Question: When was the first time you saw combat?
Eric Kocher: The first time I really saw combat was probably Iraq. I mean, Afghanistan-- our true job is not to fire a weapon. We observe. We report. We call in air strikes, and we did do a lot of operations up in Kandahar that included that, but our first time we’re actually engaging, the enemy was Iraq.
Question: When was the first time took fire?

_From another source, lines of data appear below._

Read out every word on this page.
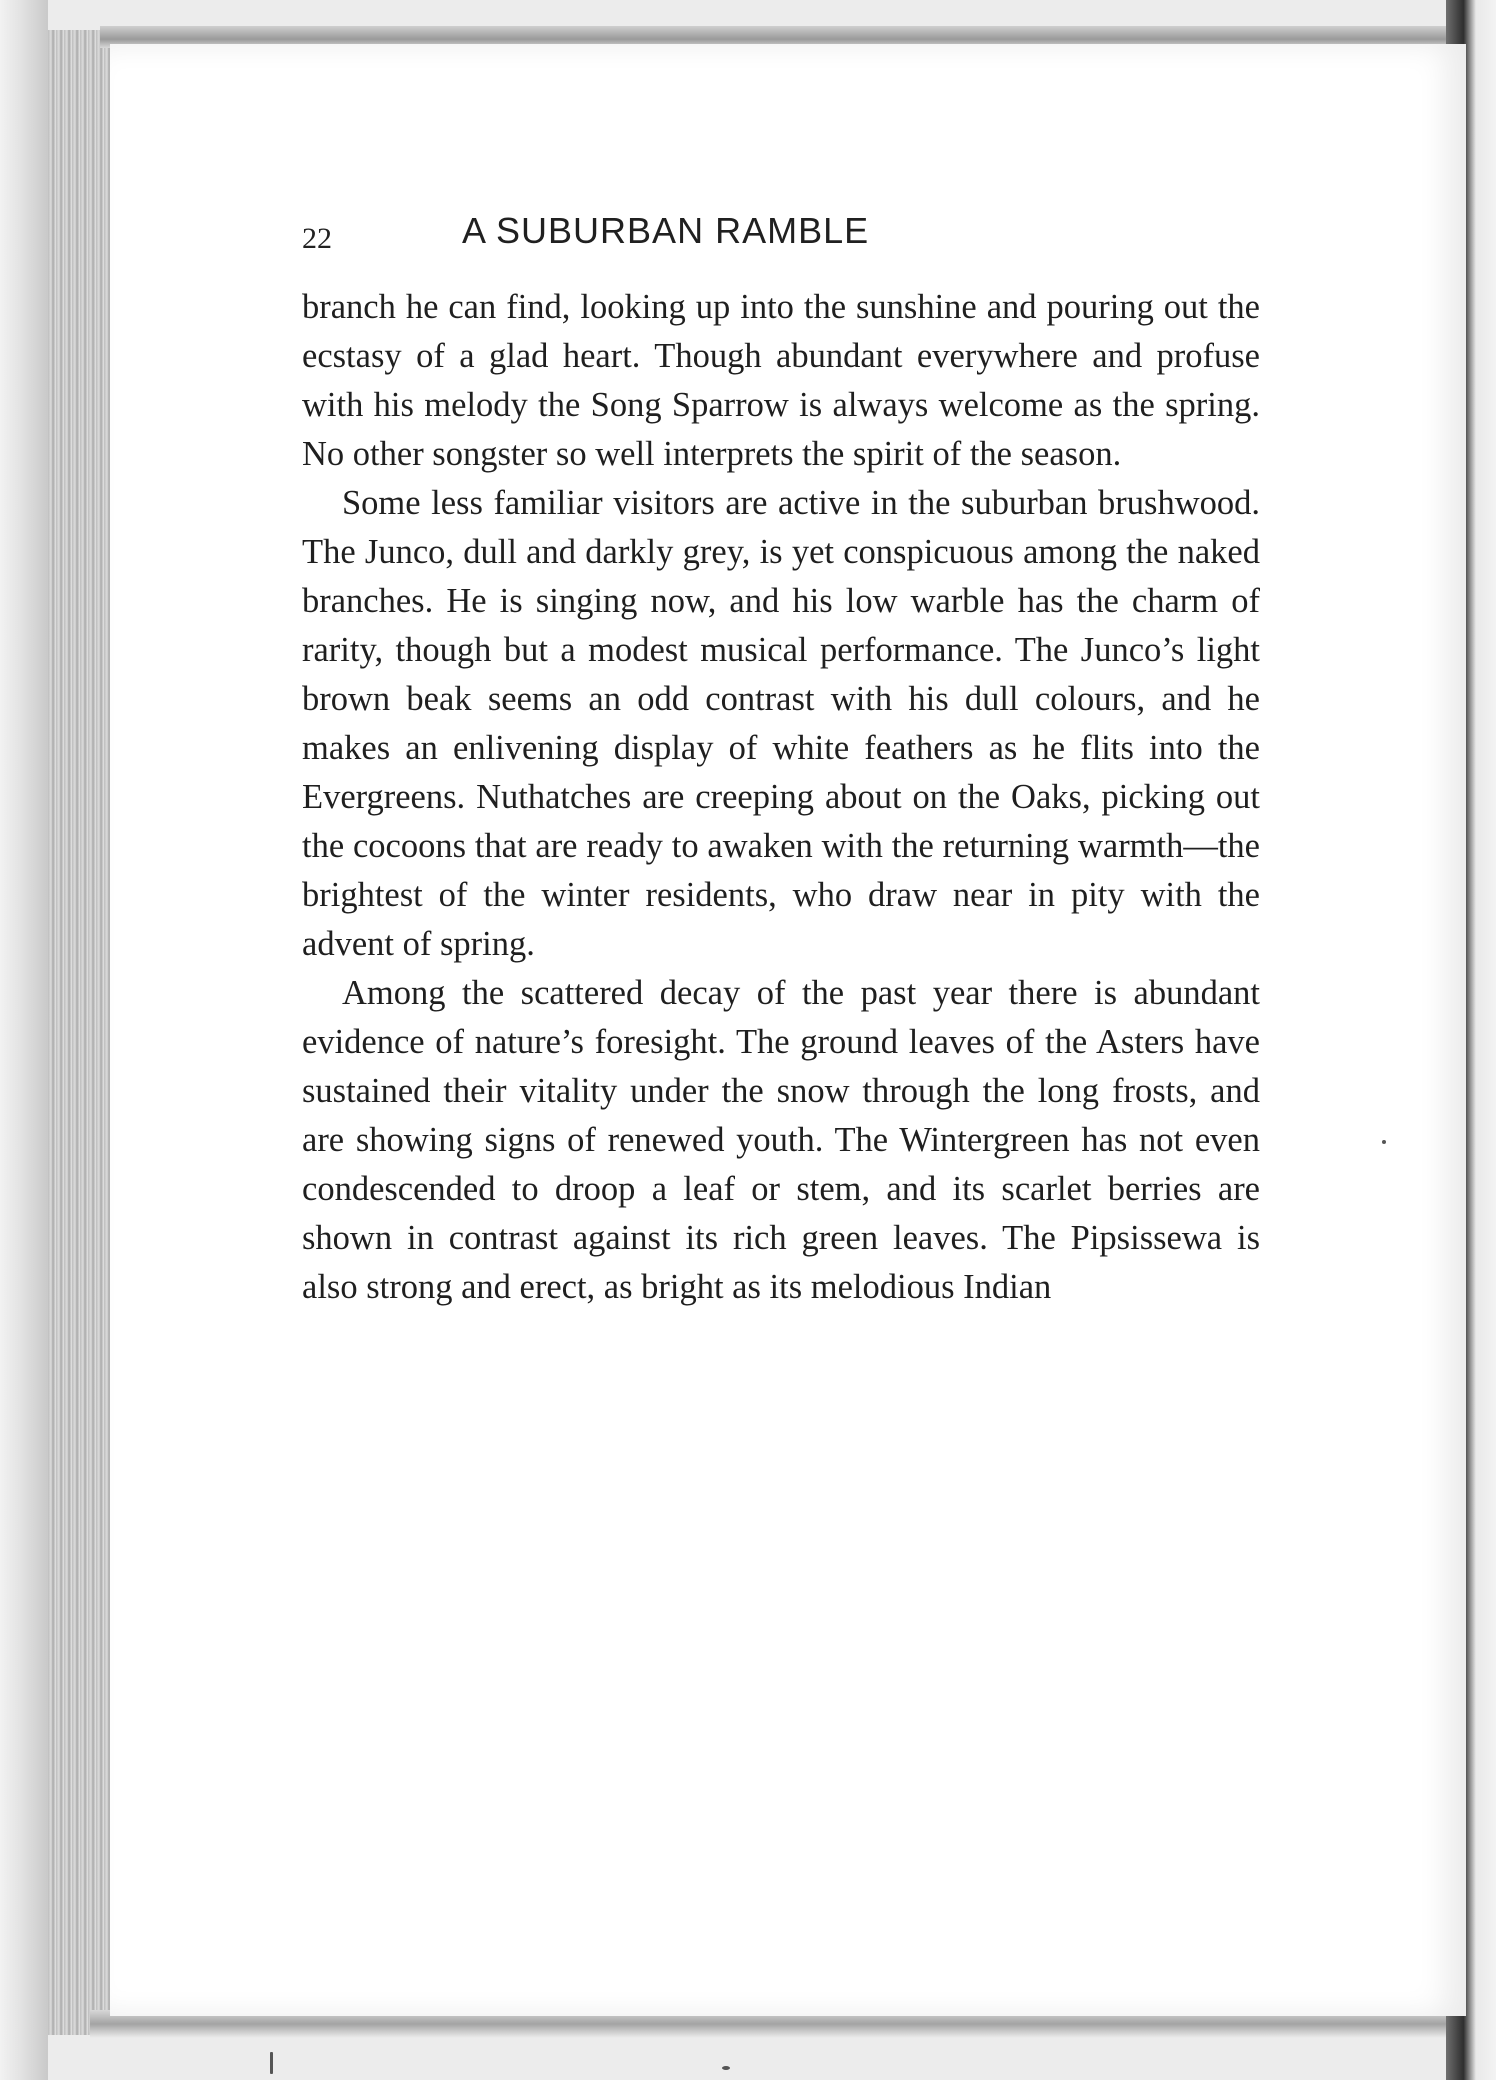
22	A SUBURBAN RAMBLE

branch he can find, looking up into the sunshine and pouring out the ecstasy of a glad heart. Though abundant everywhere and profuse with his melody the Song Sparrow is always welcome as the spring. No other songster so well interprets the spirit of the season.

Some less familiar visitors are active in the suburban brushwood. The Junco, dull and darkly grey, is yet conspicuous among the naked branches. He is singing now, and his low warble has the charm of rarity, though but a modest musical performance. The Junco’s light brown beak seems an odd contrast with his dull colours, and he makes an enlivening display of white feathers as he flits into the Evergreens. Nuthatches are creeping about on the Oaks, picking out the cocoons that are ready to awaken with the returning warmth—the brightest of the winter residents, who draw near in pity with the advent of spring.

Among the scattered decay of the past year there is abundant evidence of nature’s foresight. The ground leaves of the Asters have sustained their vitality under the snow through the long frosts, and are showing signs of renewed youth. The Wintergreen has not even condescended to droop a leaf or stem, and its scarlet berries are shown in contrast against its rich green leaves. The Pipsissewa is also strong and erect, as bright as its melodious Indian
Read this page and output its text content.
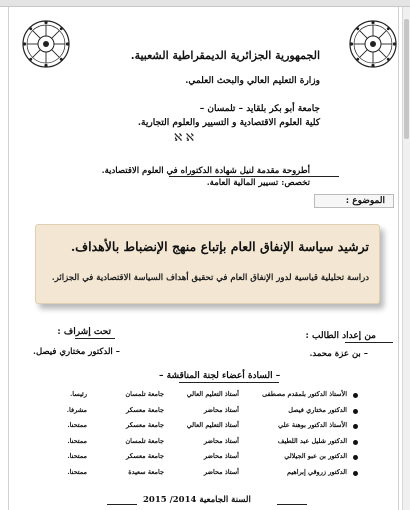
الجمهورية الجزائرية الديمقراطية الشعبية.
وزارة التعليم العالي والبحث العلمي.
جامعة أبو بكر بلقايد – تلمسان –
كلية العلوم الاقتصادية و التسيير والعلوم التجارية.
ℵ ℵ
أطروحة مقدمة لنيل شهادة الدكتوراه في العلوم الاقتصادية.
تخصص: تسيير المالية العامة.
الموضوع :
ترشيد سياسة الإنفاق العام بإتباع منهج الإنضباط بالأهداف.
دراسة تحليلية قياسية لدور الإنفاق العام في تحقيق أهداف السياسة الاقتصادية في الجزائر.
من إعداد الطالب :
– بن عزة محمد.
تحت إشراف :
– الدكتور مختاري فيصل.
– السادة أعضاء لجنة المناقشة –
الأستاذ الدكتور بلمقدم مصطفى
أستاذ التعليم العالي
جامعة تلمسان
رئيسا.
الدكتور مختاري فيصل
أستاذ محاضر
جامعة معسكر
مشرفا.
الأستاذ الدكتور بوهنة علي
أستاذ التعليم العالي
جامعة معسكر
ممتحنا.
الدكتور شليل عبد اللطيف
أستاذ محاضر
جامعة تلمسان
ممتحنا.
الدكتور بن عبو الجيلالي
أستاذ محاضر
جامعة معسكر
ممتحنا.
الدكتور زروقي إبراهيم
أستاذ محاضر
جامعة سعيدة
ممتحنا.
السنة الجامعية 2014/ 2015
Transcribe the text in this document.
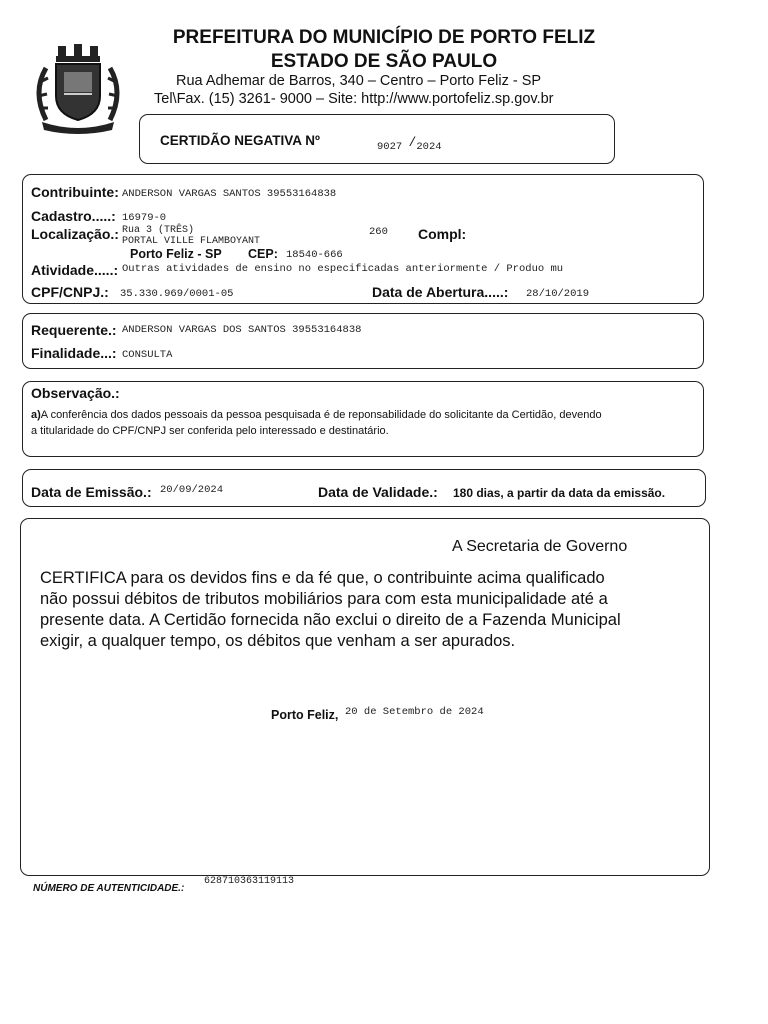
PREFEITURA DO MUNICÍPIO DE PORTO FELIZ
ESTADO DE SÃO PAULO
Rua Adhemar de Barros, 340 – Centro – Porto Feliz - SP
Tel\Fax. (15) 3261- 9000 – Site: http://www.portofeliz.sp.gov.br
CERTIDÃO NEGATIVA Nº	9027 /2024
Contribuinte: ANDERSON VARGAS SANTOS 39553164838
Cadastro.....: 16979-0
Localização.: Rua 3 (TRÊS)
PORTAL VILLE FLAMBOYANT
260 Compl:
Porto Feliz - SP CEP: 18540-666
Atividade.....: Outras atividades de ensino no especificadas anteriormente / Produo mu
CPF/CNPJ.: 35.330.969/0001-05	Data de Abertura.....: 28/10/2019
Requerente.: ANDERSON VARGAS DOS SANTOS 39553164838
Finalidade...: CONSULTA
Observação.:
a)A conferência dos dados pessoais da pessoa pesquisada é de reponsabilidade do solicitante da Certidão, devendo
a titularidade do CPF/CNPJ ser conferida pelo interessado e destinatário.
Data de Emissão.: 20/09/2024	Data de Validade.: 180 dias, a partir da data da emissão.
A Secretaria de Governo
CERTIFICA para os devidos fins e da fé que, o contribuinte acima qualificado
não possui débitos de tributos mobiliários para com esta municipalidade até a
presente data. A Certidão fornecida não exclui o direito de a Fazenda Municipal
exigir, a qualquer tempo, os débitos que venham a ser apurados.
Porto Feliz, 20 de Setembro de 2024
NÚMERO DE AUTENTICIDADE.:
628710363119113
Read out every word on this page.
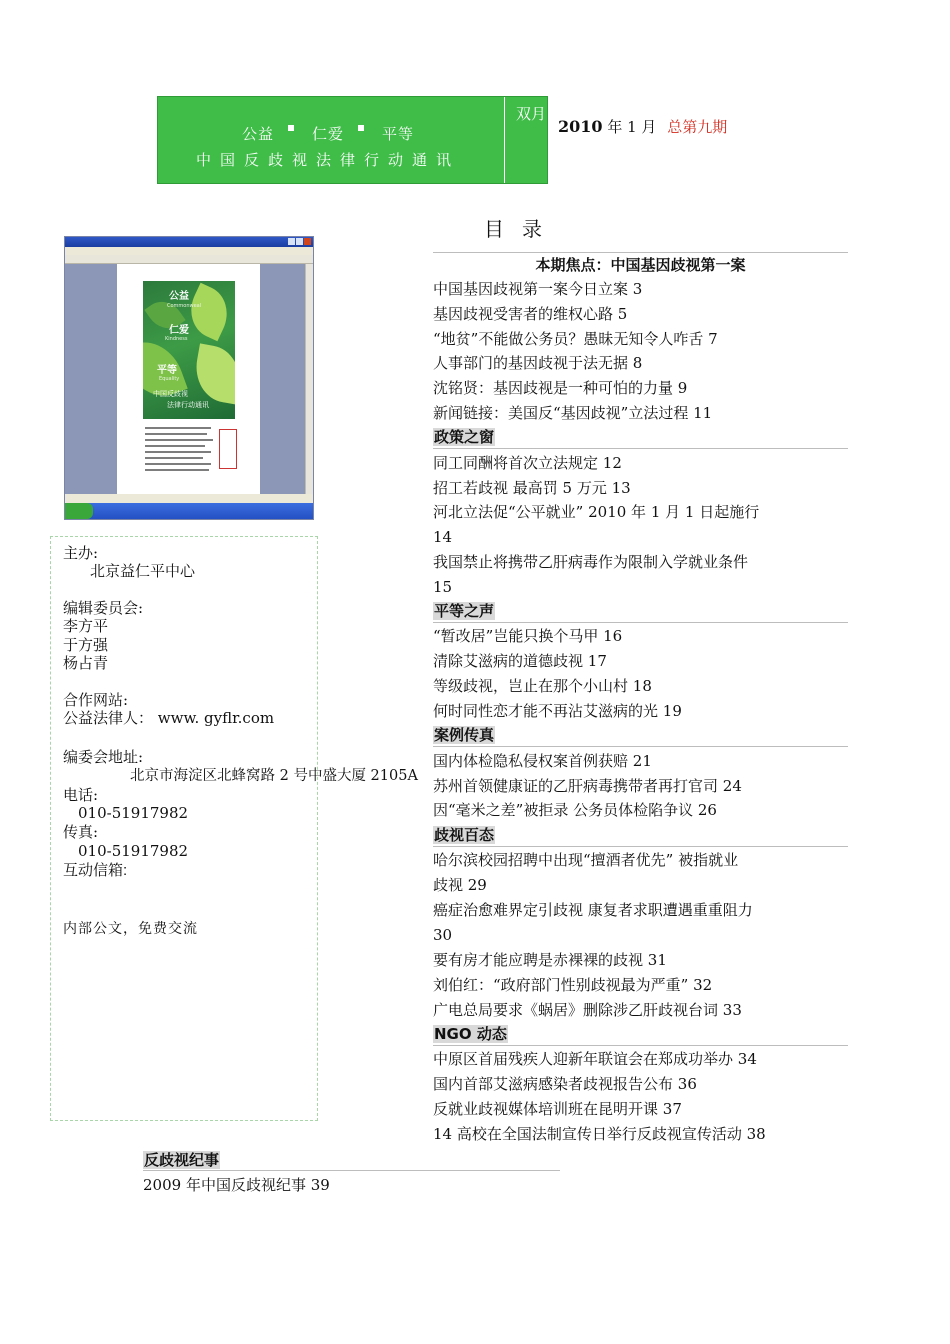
公益	仁爱	平等
中国反歧视法律行动通讯
双月
2010 年 1 月 总第九期
目录
公益
Commonweal
仁爱
Kindness
平等
Equality
中国反歧视
法律行动通讯
主办:
北京益仁平中心
编辑委员会:
李方平
于方强
杨占青
合作网站:
公益法律人： www. gyflr.com
编委会地址:
北京市海淀区北蜂窝路 2 号中盛大厦 2105A
电话:
010-51917982
传真:
010-51917982
互动信箱:
内部公文，免费交流
本期焦点：中国基因歧视第一案
中国基因歧视第一案今日立案 3
基因歧视受害者的维权心路 5
“地贫”不能做公务员？愚昧无知令人咋舌 7
人事部门的基因歧视于法无据 8
沈铭贤：基因歧视是一种可怕的力量 9
新闻链接：美国反“基因歧视”立法过程 11
政策之窗
同工同酬将首次立法规定 12
招工若歧视 最高罚 5 万元 13
河北立法促“公平就业” 2010 年 1 月 1 日起施行
14
我国禁止将携带乙肝病毒作为限制入学就业条件
15
平等之声
“暂改居”岂能只换个马甲 16
清除艾滋病的道德歧视 17
等级歧视，岂止在那个小山村 18
何时同性恋才能不再沾艾滋病的光 19
案例传真
国内体检隐私侵权案首例获赔 21
苏州首领健康证的乙肝病毒携带者再打官司 24
因“毫米之差”被拒录 公务员体检陷争议 26
歧视百态
哈尔滨校园招聘中出现“擅酒者优先” 被指就业
歧视 29
癌症治愈难界定引歧视 康复者求职遭遇重重阻力
30
要有房才能应聘是赤裸裸的歧视 31
刘伯红：“政府部门性别歧视最为严重” 32
广电总局要求《蜗居》删除涉乙肝歧视台词 33
NGO 动态
中原区首届残疾人迎新年联谊会在郑成功举办 34
国内首部艾滋病感染者歧视报告公布 36
反就业歧视媒体培训班在昆明开课 37
14 高校在全国法制宣传日举行反歧视宣传活动 38
反歧视纪事
2009 年中国反歧视纪事 39
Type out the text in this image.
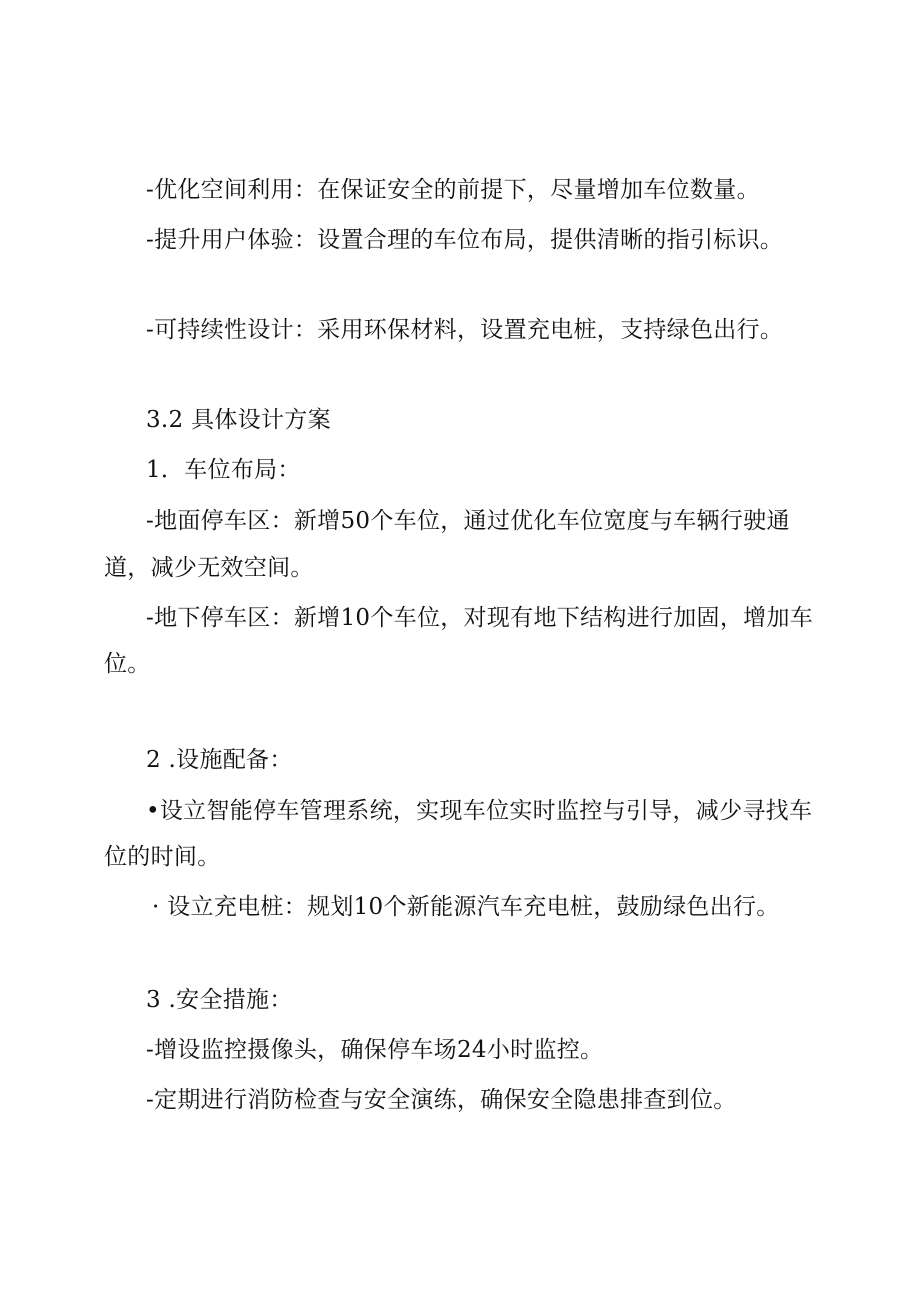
-优化空间利用：在保证安全的前提下，尽量增加车位数量。
-提升用户体验：设置合理的车位布局，提供清晰的指引标识。
-可持续性设计：采用环保材料，设置充电桩，支持绿色出行。
3.2 具体设计方案
1．车位布局：
-地面停车区：新增50个车位，通过优化车位宽度与车辆行驶通
道，减少无效空间。
-地下停车区：新增10个车位，对现有地下结构进行加固，增加车
位。
2 .设施配备：
•设立智能停车管理系统，实现车位实时监控与引导，减少寻找车
位的时间。
· 设立充电桩：规划10个新能源汽车充电桩，鼓励绿色出行。
3 .安全措施：
-增设监控摄像头，确保停车场24小时监控。
-定期进行消防检查与安全演练，确保安全隐患排查到位。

Eric Kocher: The first time I think we really saw it was in Nasiriyah, the bridge scene, but it was kind of weird for me. It was like- it’s actually- it’s funny, a lot of people refer to watching a Vietnam movie. I think it’s ‘cause Bravo, my company, we were stuck inside. We couldn’t fire, and we were getting hit by artillery, mortars, and incoming rounds, but we were surrounded by friendly. So we were in a position where were forced to punch in Nasiriyah and medi-vac people, and so it was kind of very surreal. It kind of felt helpless. We had to just sit there and couldn’t return fire. We’re punching up a canal to actually like kind of do a feint into Al Garaf. We pushed up along the canals, and you could tell the locals- everyone was disappearing out of the
cities, and right away I had that intuition that, you know, we’re going to be in it up here in a little bit. The locals were telling us that it was an unfriendly city, you know. Everything was saying there was going to be fire fight up ahead. Right when we rolled into the city just gunfire erupted. My driver got shot in the arm. It’s pretty much... it’s kind of like chaos, because it wasn’t a conventional military that were fighting. It wasn’t red versus blue. It wasn’t these guys that were even very well trained. They were just shooting from the hips spraying everywhere, and I mean, if you really look at the distance that they’re engaging us, and we took one guy got hit, and I think it from a ricochet, it was just very untrained military just trying to shoot us, and it was kind of... we were almost... we didn’t stop and engage. It was almost... for us it was just a drive-by, and we drived. The only difference is we are pretty good shooters, especially at the distance we were engaging at, at 30 yards roughly. We were hitting what we wanted to hit, and they were hitting nothing. For us though, every... it’s funny, ‘cause every fire fight you survive, it’s kind of like a snowball effect. After we survived that, it was like, “Wow! They can’t hit us,” and you just kind of feel more bulletproof and more confident in your training, and that’s how for us for the progression of that deployment, which was roughly about seventeen pretty sizable fire fights where we really didn’t lose anybody, and it just built that confidence that, “Hey, our training is worth a damn.”